My temporary reprieve against the pain failed, and I collapsed onto my knees, the pain stealing my breath and my magic. Gray leaped forward with a roar, standing between me and the nightmarish leader of the Ufasach Bas and she knocked him aside like a cardboard cutout.
The hunters that followed Chthel were already wounded and bleeding. The last one through the splintered doorway gave a shriek of surprise and pain as a bear, bigger than any great Kodiak I’d ever heard of, grabbed her in its massive paws and tore her head from her body, spraying her companions with foul blood.
“Jord Bjorn,” Prescot breathed, ducking his head in obeisance.

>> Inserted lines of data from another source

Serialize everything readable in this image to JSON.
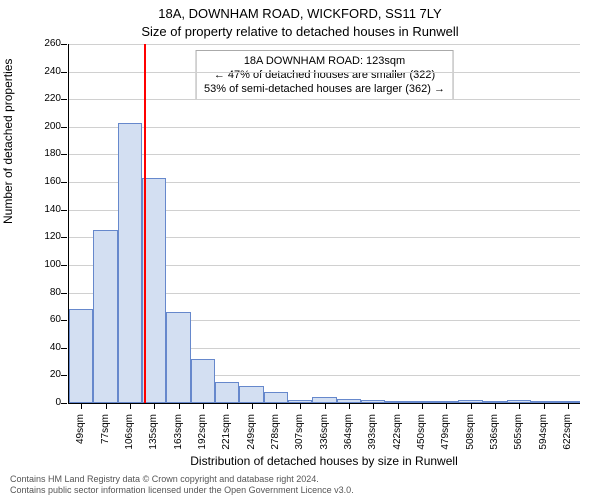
{
  "title_line1": "18A, DOWNHAM ROAD, WICKFORD, SS11 7LY",
  "title_line2": "Size of property relative to detached houses in Runwell",
  "yaxis_title": "Number of detached properties",
  "xaxis_title": "Distribution of detached houses by size in Runwell",
  "footer_line1": "Contains HM Land Registry data © Crown copyright and database right 2024.",
  "footer_line2": "Contains public sector information licensed under the Open Government Licence v3.0.",
  "info_box": {
    "line1": "18A DOWNHAM ROAD: 123sqm",
    "line2": "← 47% of detached houses are smaller (322)",
    "line3": "53% of semi-detached houses are larger (362) →"
  },
  "chart": {
    "type": "histogram",
    "categories": [
      "49sqm",
      "77sqm",
      "106sqm",
      "135sqm",
      "163sqm",
      "192sqm",
      "221sqm",
      "249sqm",
      "278sqm",
      "307sqm",
      "336sqm",
      "364sqm",
      "393sqm",
      "422sqm",
      "450sqm",
      "479sqm",
      "508sqm",
      "536sqm",
      "565sqm",
      "594sqm",
      "622sqm"
    ],
    "values": [
      68,
      125,
      203,
      163,
      66,
      32,
      15,
      12,
      8,
      2,
      4,
      3,
      2,
      0,
      0,
      0,
      2,
      0,
      2,
      0,
      0
    ],
    "bar_fill": "#d3dff2",
    "bar_stroke": "#6688cc",
    "bar_width_ratio": 1.0,
    "ylim": [
      0,
      260
    ],
    "ytick_step": 20,
    "grid_color": "#d0d0d0",
    "background": "#ffffff",
    "axis_color": "#000000",
    "tick_font_size": 10,
    "ref_line": {
      "position_index": 2.6,
      "color": "#ff0000",
      "width": 2
    }
  },
  "title_font_size": 13,
  "axis_title_font_size": 12,
  "footer_font_size": 9,
  "footer_color": "#555555"
}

“Well, shit. That’s impressive.” The curse from Niall managed to tuck the corners of my lips up, and it spread to an honest, if humorless grin as the great bear mauled a second hunter, their claws barely piercing her hide.
But pierce they did, and I knew it was only a matter of time before she succumbed to the poison and fell. I reached for the plant life around us but could only reach the seedlings and moss on the broken altar. I glanced back and saw the flame had gone out. The items I’d brought were gone replaced by a stone, the shade of garnet, just big enough that I could wrap my fingers around it.
“Aunt, what’s that?”
Her eyes widened, and she scooped it off the altar, tossing it to me. "Use it to focus your power. Rain down flames on them. Morgana, as long as you can."
I did as I was told, calling a storm, then using the deep crimson stone to draw fire from the storm’s energy, instead of lightning. Flooded with the stone’s power, for a moment my pain and exhaustion disappeared, and I called Caorach to my other hand.